A nota de R$ 200 começou a circular em 2 de setembro e, para o lançamento, foi contratada a produção de 450 milhões de unidades pelo valor de R$ 146 milhões.  “Diversos setores da sociedade civil, por diferenciados motivos, criticaram este lançamento. Para além das preocupações econômicas e práticas em geral, importante perspectiva levantada foi a da comunidade de pessoas cegas e com baixa visão, a qual representa cerca de  7 milhões de pessoas no Brasil. Para elas, a produção de nova cédula, de valor diferente, com dimensões iguais à de R$ 20,00,  apresenta desafio na identificação da nota”, destacam as defensorias na ação e solicitam imediato recolhimento das notas que têm a estampa do lobo-guará. 

“No caso concreto, estão sendo defendidos os direitos individuais homogêneos das pessoas portadoras com deficiência que se viram surpreendidas com o lançamento das notas de R$ 200 sem observância dos meios de acessibilidade adequados”, defenderam no documento. 

Em agosto, o Blog noticiou que um grupo um grupo de especialistas em lavagem de dinheiro dizendo que o Banco Central estava fazendo um grande favor às pessoas que costumam transportar dinheiro de forma irregular ao lançar a nota de R$ 200. 
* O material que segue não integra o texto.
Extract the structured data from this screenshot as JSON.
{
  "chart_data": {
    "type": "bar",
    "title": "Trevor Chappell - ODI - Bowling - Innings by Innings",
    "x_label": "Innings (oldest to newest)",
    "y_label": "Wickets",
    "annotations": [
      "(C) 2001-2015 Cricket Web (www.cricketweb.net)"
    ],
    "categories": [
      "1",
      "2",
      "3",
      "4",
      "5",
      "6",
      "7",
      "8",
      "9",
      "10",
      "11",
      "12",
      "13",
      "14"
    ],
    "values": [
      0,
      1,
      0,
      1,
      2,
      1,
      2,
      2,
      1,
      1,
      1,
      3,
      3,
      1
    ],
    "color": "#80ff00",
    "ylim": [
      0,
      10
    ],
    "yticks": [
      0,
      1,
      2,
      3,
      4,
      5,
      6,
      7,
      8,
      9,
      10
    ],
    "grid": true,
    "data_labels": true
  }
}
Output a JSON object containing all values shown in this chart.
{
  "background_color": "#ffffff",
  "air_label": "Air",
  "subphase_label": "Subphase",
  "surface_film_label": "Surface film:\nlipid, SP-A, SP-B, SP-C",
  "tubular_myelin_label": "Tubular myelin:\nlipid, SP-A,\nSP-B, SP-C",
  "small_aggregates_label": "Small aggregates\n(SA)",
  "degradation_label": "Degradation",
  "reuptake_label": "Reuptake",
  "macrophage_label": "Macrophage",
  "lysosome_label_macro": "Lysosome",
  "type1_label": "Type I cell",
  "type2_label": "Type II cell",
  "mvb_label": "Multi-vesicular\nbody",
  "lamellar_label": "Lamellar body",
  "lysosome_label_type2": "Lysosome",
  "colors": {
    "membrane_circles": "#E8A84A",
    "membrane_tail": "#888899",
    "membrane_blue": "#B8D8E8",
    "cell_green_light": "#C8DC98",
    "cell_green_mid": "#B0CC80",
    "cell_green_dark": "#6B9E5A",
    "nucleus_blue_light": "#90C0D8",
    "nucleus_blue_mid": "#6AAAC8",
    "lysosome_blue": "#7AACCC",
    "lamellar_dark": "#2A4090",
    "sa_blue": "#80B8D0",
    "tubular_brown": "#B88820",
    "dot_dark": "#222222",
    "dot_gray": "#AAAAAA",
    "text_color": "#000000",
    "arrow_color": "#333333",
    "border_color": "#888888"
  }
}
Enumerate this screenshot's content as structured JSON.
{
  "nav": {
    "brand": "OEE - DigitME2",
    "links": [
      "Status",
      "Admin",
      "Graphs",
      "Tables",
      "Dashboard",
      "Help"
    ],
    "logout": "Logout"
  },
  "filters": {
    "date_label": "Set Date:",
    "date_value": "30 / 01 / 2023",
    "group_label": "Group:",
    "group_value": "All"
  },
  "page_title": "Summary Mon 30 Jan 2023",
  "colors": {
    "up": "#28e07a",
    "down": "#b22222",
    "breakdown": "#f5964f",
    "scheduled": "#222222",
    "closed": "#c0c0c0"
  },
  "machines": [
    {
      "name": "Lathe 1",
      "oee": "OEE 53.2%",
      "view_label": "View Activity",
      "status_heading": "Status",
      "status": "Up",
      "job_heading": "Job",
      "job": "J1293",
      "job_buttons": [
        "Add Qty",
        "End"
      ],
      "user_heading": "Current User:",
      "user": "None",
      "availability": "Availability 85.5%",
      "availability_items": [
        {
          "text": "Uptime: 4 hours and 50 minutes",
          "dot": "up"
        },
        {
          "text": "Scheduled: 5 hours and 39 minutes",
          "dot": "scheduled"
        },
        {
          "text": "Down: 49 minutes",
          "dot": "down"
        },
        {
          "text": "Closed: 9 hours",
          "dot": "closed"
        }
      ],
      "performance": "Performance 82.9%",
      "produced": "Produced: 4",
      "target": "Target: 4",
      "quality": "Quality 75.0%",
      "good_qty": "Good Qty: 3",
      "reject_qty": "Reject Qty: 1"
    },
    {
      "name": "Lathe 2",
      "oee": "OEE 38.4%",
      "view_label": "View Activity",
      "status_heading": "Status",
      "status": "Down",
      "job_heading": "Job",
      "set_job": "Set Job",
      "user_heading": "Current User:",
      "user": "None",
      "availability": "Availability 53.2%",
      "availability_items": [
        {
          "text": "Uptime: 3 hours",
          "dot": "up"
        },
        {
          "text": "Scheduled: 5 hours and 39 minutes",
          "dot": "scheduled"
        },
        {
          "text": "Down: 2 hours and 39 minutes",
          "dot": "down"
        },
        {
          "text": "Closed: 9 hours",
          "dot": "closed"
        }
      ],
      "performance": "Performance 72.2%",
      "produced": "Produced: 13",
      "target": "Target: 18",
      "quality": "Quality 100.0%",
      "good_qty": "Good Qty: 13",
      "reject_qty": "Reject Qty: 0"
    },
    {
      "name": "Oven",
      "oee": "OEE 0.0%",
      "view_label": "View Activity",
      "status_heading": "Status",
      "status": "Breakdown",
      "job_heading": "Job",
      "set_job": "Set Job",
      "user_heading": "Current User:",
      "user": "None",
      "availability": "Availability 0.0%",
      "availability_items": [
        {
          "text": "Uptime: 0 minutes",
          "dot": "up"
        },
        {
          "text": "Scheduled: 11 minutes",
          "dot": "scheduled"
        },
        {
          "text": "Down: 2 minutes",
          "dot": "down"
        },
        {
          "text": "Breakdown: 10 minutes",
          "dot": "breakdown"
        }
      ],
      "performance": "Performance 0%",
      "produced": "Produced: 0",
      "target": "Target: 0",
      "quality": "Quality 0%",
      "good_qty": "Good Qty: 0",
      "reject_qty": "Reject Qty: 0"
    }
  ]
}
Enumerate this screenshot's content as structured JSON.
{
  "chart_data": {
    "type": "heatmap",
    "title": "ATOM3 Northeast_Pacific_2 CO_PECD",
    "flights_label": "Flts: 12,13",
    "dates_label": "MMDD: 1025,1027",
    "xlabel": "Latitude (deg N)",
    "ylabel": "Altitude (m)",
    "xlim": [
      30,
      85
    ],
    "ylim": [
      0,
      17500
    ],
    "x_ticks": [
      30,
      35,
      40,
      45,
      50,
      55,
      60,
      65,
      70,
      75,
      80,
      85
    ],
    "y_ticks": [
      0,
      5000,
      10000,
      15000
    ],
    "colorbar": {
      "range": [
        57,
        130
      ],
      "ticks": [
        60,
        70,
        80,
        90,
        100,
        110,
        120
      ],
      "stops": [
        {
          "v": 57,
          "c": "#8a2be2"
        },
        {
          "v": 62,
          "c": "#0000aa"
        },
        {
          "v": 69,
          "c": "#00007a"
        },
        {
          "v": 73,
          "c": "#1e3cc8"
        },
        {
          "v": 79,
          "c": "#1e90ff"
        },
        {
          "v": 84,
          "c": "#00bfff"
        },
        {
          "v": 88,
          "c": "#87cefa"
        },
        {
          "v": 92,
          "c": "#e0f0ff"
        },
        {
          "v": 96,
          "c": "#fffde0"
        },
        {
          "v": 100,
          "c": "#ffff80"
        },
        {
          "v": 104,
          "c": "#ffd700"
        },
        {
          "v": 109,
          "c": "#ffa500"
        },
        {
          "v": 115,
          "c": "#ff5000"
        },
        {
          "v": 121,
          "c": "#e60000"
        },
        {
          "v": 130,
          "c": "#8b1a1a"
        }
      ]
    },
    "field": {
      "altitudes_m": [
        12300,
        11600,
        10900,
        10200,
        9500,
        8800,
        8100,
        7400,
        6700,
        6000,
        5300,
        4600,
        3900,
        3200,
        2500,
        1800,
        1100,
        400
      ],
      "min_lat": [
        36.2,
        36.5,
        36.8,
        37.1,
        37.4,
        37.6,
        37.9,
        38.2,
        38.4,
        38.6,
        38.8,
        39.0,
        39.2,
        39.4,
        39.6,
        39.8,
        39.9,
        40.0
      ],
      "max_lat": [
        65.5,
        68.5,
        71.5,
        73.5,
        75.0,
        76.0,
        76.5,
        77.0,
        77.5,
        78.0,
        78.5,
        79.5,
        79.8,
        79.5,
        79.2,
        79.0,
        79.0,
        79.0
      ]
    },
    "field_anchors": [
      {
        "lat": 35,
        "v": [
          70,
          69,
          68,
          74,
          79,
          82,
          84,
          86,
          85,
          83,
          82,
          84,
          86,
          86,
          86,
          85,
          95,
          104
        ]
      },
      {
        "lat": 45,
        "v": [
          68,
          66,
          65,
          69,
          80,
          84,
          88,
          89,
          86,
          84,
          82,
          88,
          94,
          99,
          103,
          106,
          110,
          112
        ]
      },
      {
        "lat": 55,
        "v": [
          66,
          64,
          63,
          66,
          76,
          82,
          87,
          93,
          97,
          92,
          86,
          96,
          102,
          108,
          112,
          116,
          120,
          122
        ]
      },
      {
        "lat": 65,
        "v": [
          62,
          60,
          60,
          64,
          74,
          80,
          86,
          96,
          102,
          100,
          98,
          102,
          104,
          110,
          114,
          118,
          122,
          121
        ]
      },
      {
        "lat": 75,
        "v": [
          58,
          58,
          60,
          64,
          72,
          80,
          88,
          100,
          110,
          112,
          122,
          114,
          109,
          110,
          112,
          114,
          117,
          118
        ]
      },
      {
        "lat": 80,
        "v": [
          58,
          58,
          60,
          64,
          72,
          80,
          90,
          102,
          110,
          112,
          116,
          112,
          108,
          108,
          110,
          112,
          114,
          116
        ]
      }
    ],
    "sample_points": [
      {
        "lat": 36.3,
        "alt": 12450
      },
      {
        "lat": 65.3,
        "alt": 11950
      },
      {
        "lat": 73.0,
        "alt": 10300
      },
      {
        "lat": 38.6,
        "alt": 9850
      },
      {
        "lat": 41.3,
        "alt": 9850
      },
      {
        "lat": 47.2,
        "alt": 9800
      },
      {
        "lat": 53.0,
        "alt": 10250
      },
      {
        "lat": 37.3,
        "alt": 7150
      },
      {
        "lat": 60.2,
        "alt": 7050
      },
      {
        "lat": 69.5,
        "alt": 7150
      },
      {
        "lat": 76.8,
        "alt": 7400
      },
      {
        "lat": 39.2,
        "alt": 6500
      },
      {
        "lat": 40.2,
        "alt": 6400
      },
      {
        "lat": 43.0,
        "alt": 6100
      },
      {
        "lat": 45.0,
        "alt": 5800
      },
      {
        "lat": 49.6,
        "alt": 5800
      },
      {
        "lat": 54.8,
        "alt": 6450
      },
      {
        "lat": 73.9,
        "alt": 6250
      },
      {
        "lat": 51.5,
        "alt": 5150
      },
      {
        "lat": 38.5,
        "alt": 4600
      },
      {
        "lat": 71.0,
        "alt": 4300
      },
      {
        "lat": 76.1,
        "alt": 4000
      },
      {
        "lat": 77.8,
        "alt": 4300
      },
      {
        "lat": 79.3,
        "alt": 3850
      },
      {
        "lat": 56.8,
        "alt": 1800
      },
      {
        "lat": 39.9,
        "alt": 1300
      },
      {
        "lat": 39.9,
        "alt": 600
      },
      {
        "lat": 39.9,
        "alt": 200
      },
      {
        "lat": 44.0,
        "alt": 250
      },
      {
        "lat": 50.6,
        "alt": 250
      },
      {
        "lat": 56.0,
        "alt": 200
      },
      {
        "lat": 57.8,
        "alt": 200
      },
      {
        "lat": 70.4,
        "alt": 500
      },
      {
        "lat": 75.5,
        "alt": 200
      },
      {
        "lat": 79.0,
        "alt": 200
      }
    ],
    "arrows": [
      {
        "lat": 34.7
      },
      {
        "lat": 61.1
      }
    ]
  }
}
Procurado, o Banco Central informou que “não comenta ações judiciais específicas”. Contudo, “a título de informação”, destacou que contratou R$ 64 bilhões de reais em cédulas e moedas para o ano de 20202 com a Casa da Moeda.  “Diante do aumento da demanda da população por papel moeda durante a pandemia, reviu suas projeções, que passaram a estimar, em análise conservadora, um adicional em valor financeiro de R$ 105,9 bilhões , que deveria ser gerado num espaço financeiro de apenas cinco meses”, destacou. “Imprimir mais cédulas de R$ 100 até o volume necessário não se mostrou alternativa factível, pois a capacidade de produção da referida denominação no ano de 2020 estava comprometida. Optou-se, então, pelo lançamento de uma nova cédula de R$ 200 com tamanho pré-existente (cédula de R$20), pois não haveria tempo hábil para adaptações no parque fabril da Casa da Moeda nem para fabricação por fornecedor estrangeiro”, acrescentou. 

A autoridade monetária ainda destacou que “cabe esclarecer que a utilização de tamanhos diferenciados como elemento de identificação das denominações por pessoas com deficiência visual pressupõe o uso de um gabarito com os diferentes tamanhos marcados, para a devida comparação”.  De acordo com o órgão, o BC definiu a marca tátil como elemento essencial de acessibilidade nas cédulas, inclusive na de R$ 200, “por ser ferramenta acessível a todos, não demandando o uso de nenhum acessório, bastando o uso do tato”. “O tamanho diferenciado é, portanto, uma característica auxiliar mas isoladamente não permite a identificação da cédula, diferentemente do que ocorre com a marca tátil”, complementou. 

De acordo com o BC a marca tátil da cédula de R$ 200 é representada por barras com relevo pronunciado, localizada no canto inferior direito da frente da nota, visando a facilitar a memorização pelos usuários. “Esse elemento é usado em cédulas por diversos países”, informou.